C’est toi, mon Jean qui aura la dernière page : tu ne saurais croire toutes les inquiétudes que j’ai ressenties à ton sujet. Je n’ai su que fin Xbre que tu étais  Amboise ; nous nous demandons maintenant ce que tu fais… as-tu travaillé avec André, ou celui-ci étant parti as-tu été à Tours ? Nous nous tourmentons de toi et tu dois le comprendre !
Travaille de ton mieux, mon cher fils, nous passons une année terrible… mais nous ne savons pas ce que vont être les autres… la situation ici va être très précaire, car on noua a tout enlevé… il faut que tu réussisses dans la voie choisie.
Si tu peux, écris à notre bien aimé Maxime, il a besoin de soutien, car sa tâche est rude… enfin prie bien pour nous tous, nous vivons des jours bien cruels et bien durs, chaque jour amène même une aggravation car enfin les ressources baissent.
Je t’embrasse de tout mon cœur, tu peux te dire que je pense à toi sans cesse… je soigne tes rouges-gorges… avec de la graine, car les miettes du pain noir les avaient rendus malades, 2 sont morts de diarrhée, tu vois ce que peut être ce pain !...
Sois bien gentil pour tous ceux qui t’ont accueilli si gentiment si affectueusement. Sois bien… tu sais tout ce que je veux dire en disant cela.
Ta maman qui t’aime d tout son cœur
Yvonne
Il faut laisser ainsi une place et envoyer décachetée
(Réponse)
Monsieur Alphonse Genettello
Rue de la gare
Sas de Gand
(Holland)


                                       
21 Mars 1916 Y.
Maman bien aimée, c’est vers toi que mon pauvre cœur va en ces jours de détresse : que Dieu permette que cette lettre te parvienne afin que tes prières, vos prières m’aident en ces terribles heures.
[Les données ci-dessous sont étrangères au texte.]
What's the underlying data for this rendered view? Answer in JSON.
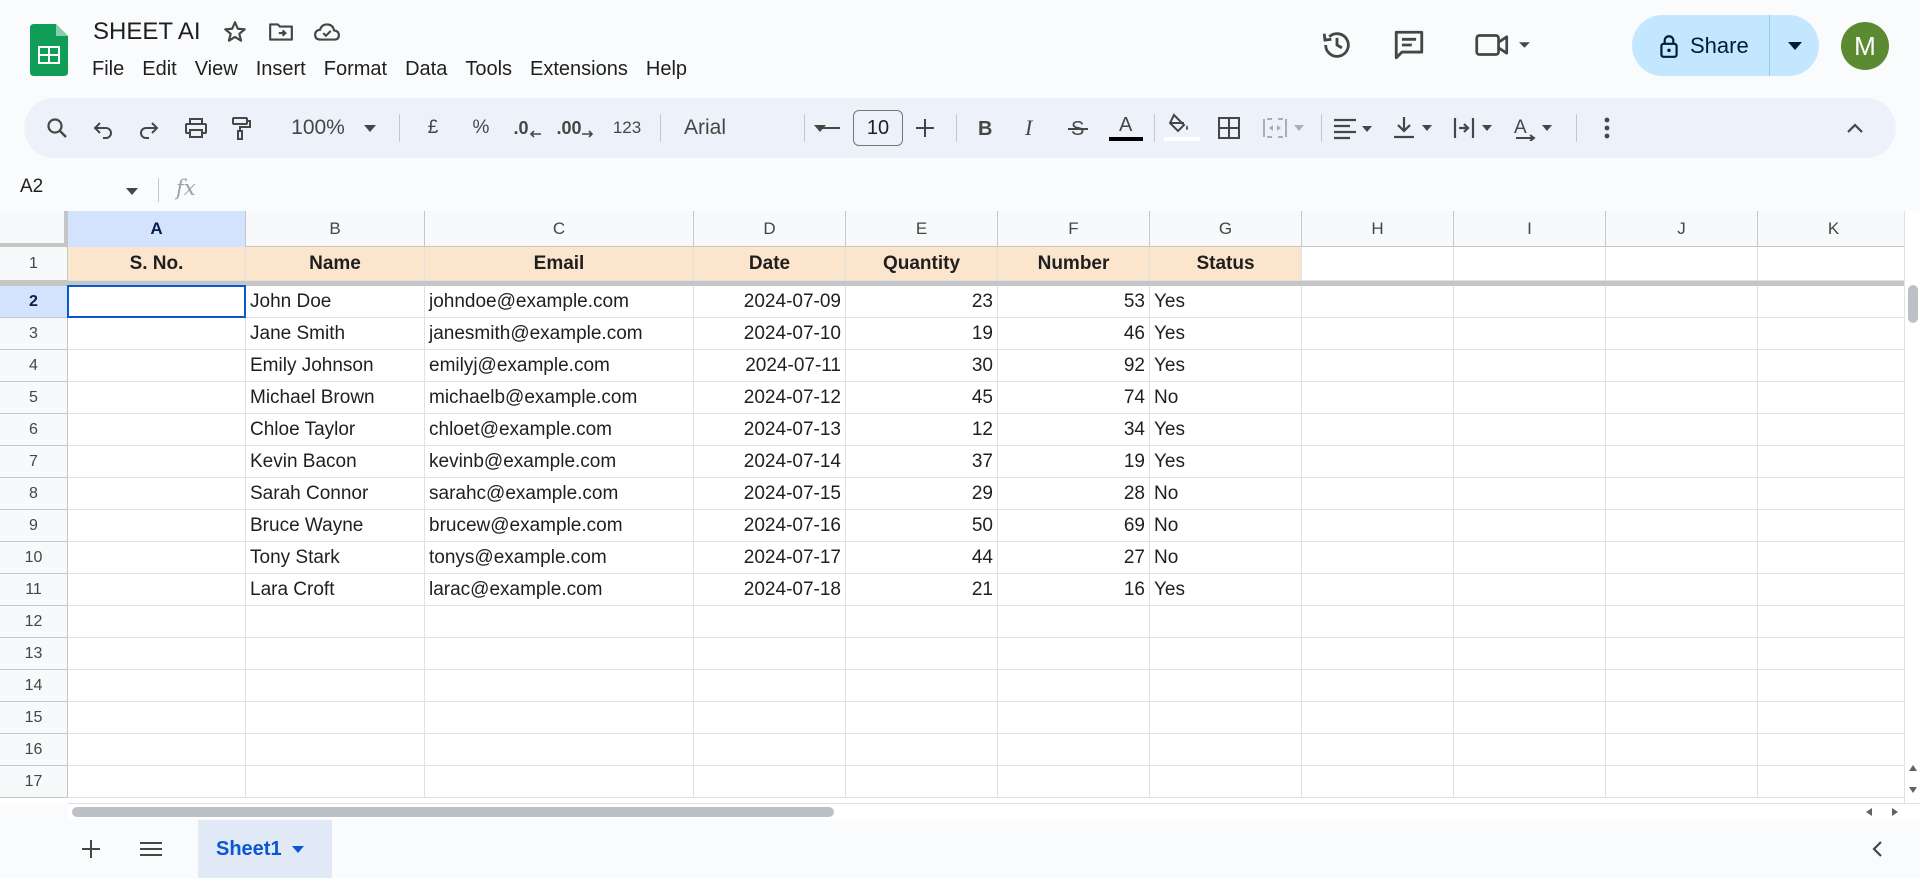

Mon cher Georges est prisonnier depuis aujourd’hui trois semaines : il a été dénoncé par un français indigne de ce nom, comme ayant soutenu un soldat français bloqué ici par l’envahissement : G. avait pris un service de réfugiés et s’occupait de leur donner des secours, c’était un service relevant de la Mairie dont B. pourra te donner les détails… Si G. a assisté cet individu c’et donc comme réfugié et il n’est victime que de son dévouement et de bonne foi… il a une chambre et je puis lui faire passer linge et un peu de vivres… combien de pas, de démarches pour obtenir tout cela… tous les jours pour passer c paquet quelle misère ! Il est au secret absolu… personne ne peut l’approcher… la sentinelle est là à sa porte toute la journée, toute la nuit !! Il y a des moments où vraiment je n’en puis plus.
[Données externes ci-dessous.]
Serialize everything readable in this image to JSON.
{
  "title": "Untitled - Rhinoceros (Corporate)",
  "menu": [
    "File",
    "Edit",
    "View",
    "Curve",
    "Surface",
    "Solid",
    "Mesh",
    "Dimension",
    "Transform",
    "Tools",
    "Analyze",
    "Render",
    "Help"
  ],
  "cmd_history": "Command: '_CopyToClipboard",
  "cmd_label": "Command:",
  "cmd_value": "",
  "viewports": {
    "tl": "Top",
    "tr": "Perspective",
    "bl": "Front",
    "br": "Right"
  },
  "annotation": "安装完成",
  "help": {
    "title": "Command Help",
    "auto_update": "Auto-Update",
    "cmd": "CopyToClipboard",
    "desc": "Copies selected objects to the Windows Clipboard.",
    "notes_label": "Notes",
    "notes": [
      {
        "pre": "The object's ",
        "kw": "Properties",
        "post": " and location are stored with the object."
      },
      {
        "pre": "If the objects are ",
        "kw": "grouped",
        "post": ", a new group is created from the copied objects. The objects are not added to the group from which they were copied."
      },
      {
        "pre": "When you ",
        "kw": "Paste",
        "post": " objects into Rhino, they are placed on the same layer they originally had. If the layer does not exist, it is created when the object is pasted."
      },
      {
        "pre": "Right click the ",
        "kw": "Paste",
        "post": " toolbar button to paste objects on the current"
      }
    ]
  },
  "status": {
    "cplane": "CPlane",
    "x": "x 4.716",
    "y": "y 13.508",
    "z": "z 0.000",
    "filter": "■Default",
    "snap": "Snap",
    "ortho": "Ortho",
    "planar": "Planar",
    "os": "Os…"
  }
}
Il a déjà été interrogé trois fois… il a été vu traversant la place pour se rendre au tribunal entre deux soldats ( !!) Le juge supérieur, quand il est venu ici prendre tous les papiers relatifs à ce service m’a dit que le jugement, c’est-à-dire son passage devant le conseil de guerre, aurait lieu vers la fin du mois… quand l’enquête serait terminée… il n’y a aucune preuve et entre la parole d’un gredin et celle de G. il me semble que la lumière se fera… mais quelles angoisses en toutes cette incertitude… tous les détails seront narrés quand on se reverra ! Oh ce revoir auquel il faut penser pour avoir encore le courage de vivre… ! Tu ne me reconnaîtras pas tant j’ai changé !... ne rien savoir de tous ceux qu’on aime c’est affreux ! Et mes fils ?...
Je ne peux reposer ma pauvre pensée que près du bon Dieu… ! La vie matérielle depuis un mois est impossible… nous n’avons plus de la viande… et encore quelle viande… que deux fois pas semaine… 20F le kg… il n’y a plus de p. de terre : le ravitaillement en donne 1kg par personne pour 10 jours… j’ai encore du riz et des lentilles… nous assaisonnons cela avec un lard américain qui est plus rance que tu ne saurais croire… les enfants ont maigri mais sont très bien. Michel en souffre plus il est tout rhumatisé… si un nouveau train se formait je ferais partir avec des connaissances les deux petits : les eux grands sont inscrits et signent aux revues d’appel. Les femmes aussi ont des cartes… tu sais… nous pourrons en raconter ! Le printemps amènera-t-il une améliorations dans la question vivres il le faut… nous avons déjà eu des émeutes et cela se comprend la mortalité est du reste effrayante ; voil, maman aimée, la situation dans laquelle je suis : priez pour nous tous !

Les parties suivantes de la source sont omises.